Jonathan Boivin, Florence Farrier et Benjamin Allard sont trois des quatre instigateurs de la pétition demandant au gouvernement du Québec d’ouvrir les écoles secondaires une journée d’ici la fin de l’année scolaire pour permettre aux élèves et au personnel de se rencontrer une dernière fois.
Jonathan Boivin, Florence Farrier et Benjamin Allard sont trois des quatre instigateurs de la pétition demandant au gouvernement du Québec d’ouvrir les écoles secondaires une journée d’ici la fin de l’année scolaire pour permettre aux élèves et au personnel de se rencontrer une dernière fois.

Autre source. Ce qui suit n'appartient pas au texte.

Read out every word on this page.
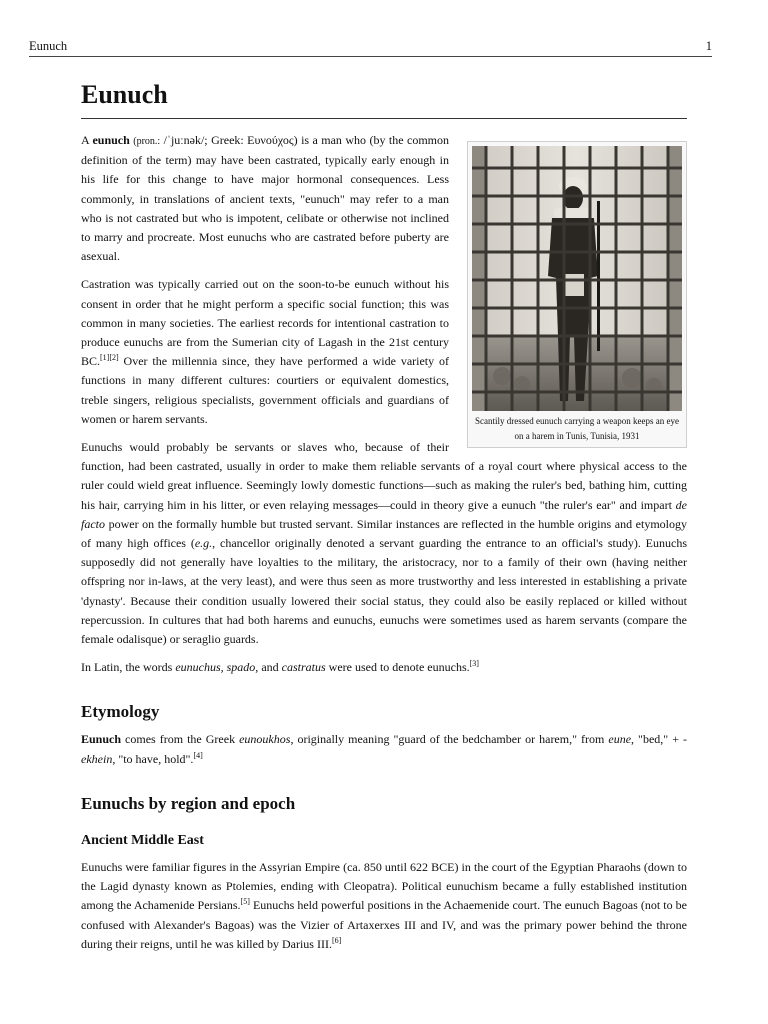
Eunuch	1
Eunuch
Scantily dressed eunuch carrying a weapon keeps an eye on a harem in Tunis, Tunisia, 1931

A eunuch (pron.: /ˈjuːnək/; Greek: Ευνούχος) is a man who (by the common definition of the term) may have been castrated, typically early enough in his life for this change to have major hormonal consequences. Less commonly, in translations of ancient texts, "eunuch" may refer to a man who is not castrated but who is impotent, celibate or otherwise not inclined to marry and procreate. Most eunuchs who are castrated before puberty are asexual.

Castration was typically carried out on the soon-to-be eunuch without his consent in order that he might perform a specific social function; this was common in many societies. The earliest records for intentional castration to produce eunuchs are from the Sumerian city of Lagash in the 21st century BC.[1][2] Over the millennia since, they have performed a wide variety of functions in many different cultures: courtiers or equivalent domestics, treble singers, religious specialists, government officials and guardians of women or harem servants.

Eunuchs would probably be servants or slaves who, because of their function, had been castrated, usually in order to make them reliable servants of a royal court where physical access to the ruler could wield great influence. Seemingly lowly domestic functions—such as making the ruler's bed, bathing him, cutting his hair, carrying him in his litter, or even relaying messages—could in theory give a eunuch "the ruler's ear" and impart de facto power on the formally humble but trusted servant. Similar instances are reflected in the humble origins and etymology of many high offices (e.g., chancellor originally denoted a servant guarding the entrance to an official's study). Eunuchs supposedly did not generally have loyalties to the military, the aristocracy, nor to a family of their own (having neither offspring nor in-laws, at the very least), and were thus seen as more trustworthy and less interested in establishing a private 'dynasty'. Because their condition usually lowered their social status, they could also be easily replaced or killed without repercussion. In cultures that had both harems and eunuchs, eunuchs were sometimes used as harem servants (compare the female odalisque) or seraglio guards.

In Latin, the words eunuchus, spado, and castratus were used to denote eunuchs.[3]

Etymology

Eunuch comes from the Greek eunoukhos, originally meaning "guard of the bedchamber or harem," from eune, "bed," + -ekhein, "to have, hold".[4]

Eunuchs by region and epoch
Ancient Middle East

Eunuchs were familiar figures in the Assyrian Empire (ca. 850 until 622 BCE) in the court of the Egyptian Pharaohs (down to the Lagid dynasty known as Ptolemies, ending with Cleopatra). Political eunuchism became a fully established institution among the Achamenide Persians.[5] Eunuchs held powerful positions in the Achaemenide court. The eunuch Bagoas (not to be confused with Alexander's Bagoas) was the Vizier of Artaxerxes III and IV, and was the primary power behind the throne during their reigns, until he was killed by Darius III.[6]
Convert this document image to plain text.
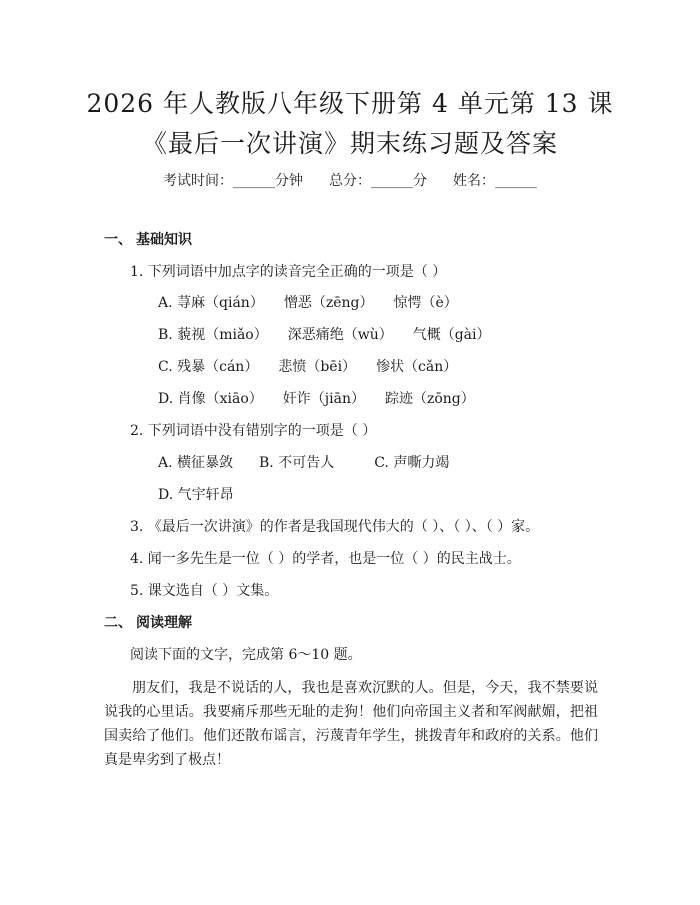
2026 年人教版八年级下册第 4 单元第 13 课
《最后一次讲演》期末练习题及答案
考试时间：______分钟 总分：______分 姓名：______
一、 基础知识
1. 下列词语中加点字的读音完全正确的一项是（ ）
A. 荨麻（qián） 憎恶（zēng） 惊愕（è）
B. 藐视（miǎo） 深恶痛绝（wù） 气概（gài）
C. 残暴（cán） 悲愤（bēi） 惨状（cǎn）
D. 肖像（xiāo） 奸诈（jiān） 踪迹（zōng）
2. 下列词语中没有错别字的一项是（ ）
A. 横征暴敛 B. 不可告人	C. 声嘶力竭
D. 气宇轩昂
3. 《最后一次讲演》的作者是我国现代伟大的（ ）、（ ）、（ ）家。
4. 闻一多先生是一位（ ）的学者，也是一位（ ）的民主战士。
5. 课文选自（ ）文集。
二、 阅读理解
阅读下面的文字，完成第 6～10 题。
朋友们，我是不说话的人，我也是喜欢沉默的人。但是，今天，我不禁要说说我的心里话。我要痛斥那些无耻的走狗！他们向帝国主义者和军阀献媚，把祖国卖给了他们。他们还散布谣言，污蔑青年学生，挑拨青年和政府的关系。他们真是卑劣到了极点！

Juste une journée, demandent les finissants du secondaire en lançant une pétition

Trois-Rivières — Quatre élèves de cinquième secondaire de l’Institut secondaire Keranna demandent au gouvernement Legault de rouvrir, l’instant d’une journée, les écoles secondaires du Québec uniquement pour les finissants afin que ces derniers puissent fermer sur une meilleure note un chapitre de leur vie. 

Et pour parvenir à convaincre le premier ministre d’acquiescer à leur demande, ces élèves ont lancé mardi une pétition sur le site change.org. Jeudi soir, elle comptait plus de 10 000 signatures.

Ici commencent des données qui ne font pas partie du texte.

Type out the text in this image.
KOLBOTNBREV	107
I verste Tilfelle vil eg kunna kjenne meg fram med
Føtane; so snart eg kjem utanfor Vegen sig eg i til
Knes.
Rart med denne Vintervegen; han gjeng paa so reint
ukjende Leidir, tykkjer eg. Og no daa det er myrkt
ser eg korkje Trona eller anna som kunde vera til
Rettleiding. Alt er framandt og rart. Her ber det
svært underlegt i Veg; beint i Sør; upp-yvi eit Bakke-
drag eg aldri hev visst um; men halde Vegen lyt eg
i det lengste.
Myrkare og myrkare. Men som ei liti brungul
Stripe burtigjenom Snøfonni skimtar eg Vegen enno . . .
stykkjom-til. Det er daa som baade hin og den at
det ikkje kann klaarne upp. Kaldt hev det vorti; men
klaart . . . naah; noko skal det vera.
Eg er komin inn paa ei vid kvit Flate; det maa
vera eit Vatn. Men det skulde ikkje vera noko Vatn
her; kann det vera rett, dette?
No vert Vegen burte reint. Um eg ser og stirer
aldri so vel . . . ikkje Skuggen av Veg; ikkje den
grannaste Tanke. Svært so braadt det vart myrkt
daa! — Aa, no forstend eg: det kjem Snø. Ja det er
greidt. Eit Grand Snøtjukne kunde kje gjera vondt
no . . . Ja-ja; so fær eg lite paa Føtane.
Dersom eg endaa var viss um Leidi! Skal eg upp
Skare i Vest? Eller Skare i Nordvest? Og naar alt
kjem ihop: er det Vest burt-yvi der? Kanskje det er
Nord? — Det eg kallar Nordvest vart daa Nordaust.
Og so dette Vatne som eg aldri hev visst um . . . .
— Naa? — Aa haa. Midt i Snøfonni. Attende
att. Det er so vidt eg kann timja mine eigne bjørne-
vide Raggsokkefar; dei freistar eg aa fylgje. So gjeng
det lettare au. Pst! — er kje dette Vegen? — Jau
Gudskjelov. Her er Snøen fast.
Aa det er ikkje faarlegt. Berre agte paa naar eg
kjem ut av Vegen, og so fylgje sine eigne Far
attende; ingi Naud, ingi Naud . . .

Confinés à la maison depuis le 12 mars, les élèves Florence Farrier, Malory Lacroix, Jonathan Boivin et Benjamin Allard sont les instigateurs de la pétition intitulée «Une seule journée, est-ce trop demander?» Les quatre finissants de cette école privée de Trois-Rivières veulent avoir une dernière occasion de côtoyer leurs amis et leurs enseignants, un rendez-vous qui sera un au revoir pour la plupart d’entre eux, car le gouvernement Legault a annoncé que les élèves du secondaire reprendront le chemin des classes en septembre.

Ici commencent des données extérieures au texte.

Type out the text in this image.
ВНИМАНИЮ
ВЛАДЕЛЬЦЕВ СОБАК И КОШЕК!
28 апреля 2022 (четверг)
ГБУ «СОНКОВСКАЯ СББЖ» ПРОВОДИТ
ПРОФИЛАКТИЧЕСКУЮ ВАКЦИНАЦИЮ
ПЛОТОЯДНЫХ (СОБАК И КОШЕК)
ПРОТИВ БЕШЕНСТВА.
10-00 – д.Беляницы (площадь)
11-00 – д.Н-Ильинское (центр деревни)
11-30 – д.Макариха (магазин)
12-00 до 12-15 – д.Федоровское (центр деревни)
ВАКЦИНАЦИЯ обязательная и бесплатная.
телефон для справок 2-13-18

«J’ai écouté le point de presse de M. Legault, lundi, et je trouvais ça plate qu’en mars, ça a été notre dernière journée de classe. Si le gouvernement peut ouvrir les écoles primaires et les garderies, on pourrait certainement avoir une journée pour les finissants du secondaire. On a la maturité et la capacité de comprendre la distanciation sociale et de respecter les consignes de la santé publique», raconte Jonathan Boivin.


« On a la maturité et la capacité de comprendre la distanciation sociale et de respecter les consignes de la santé publique. »
Jonathan Boivin, élève de secondaire 5

Benjamin Allard comprend bien que le gouvernement doit gérer un paquet de dossiers en cette crise du coronavirus. Il croit toutefois que la demande est raisonnable.

«Pour une journée, il y a moyen de s’arranger. Pour moi, c’est symbolique. Je ne peux pas passer à côté de ça. Il y a notre album (de finissants) qui est en train d’être finalisé, on voulait signer les albums en apportant tous notre crayon. C’est important de revoir les gens. Si on n’a pas ça, il va manquer quelque chose.»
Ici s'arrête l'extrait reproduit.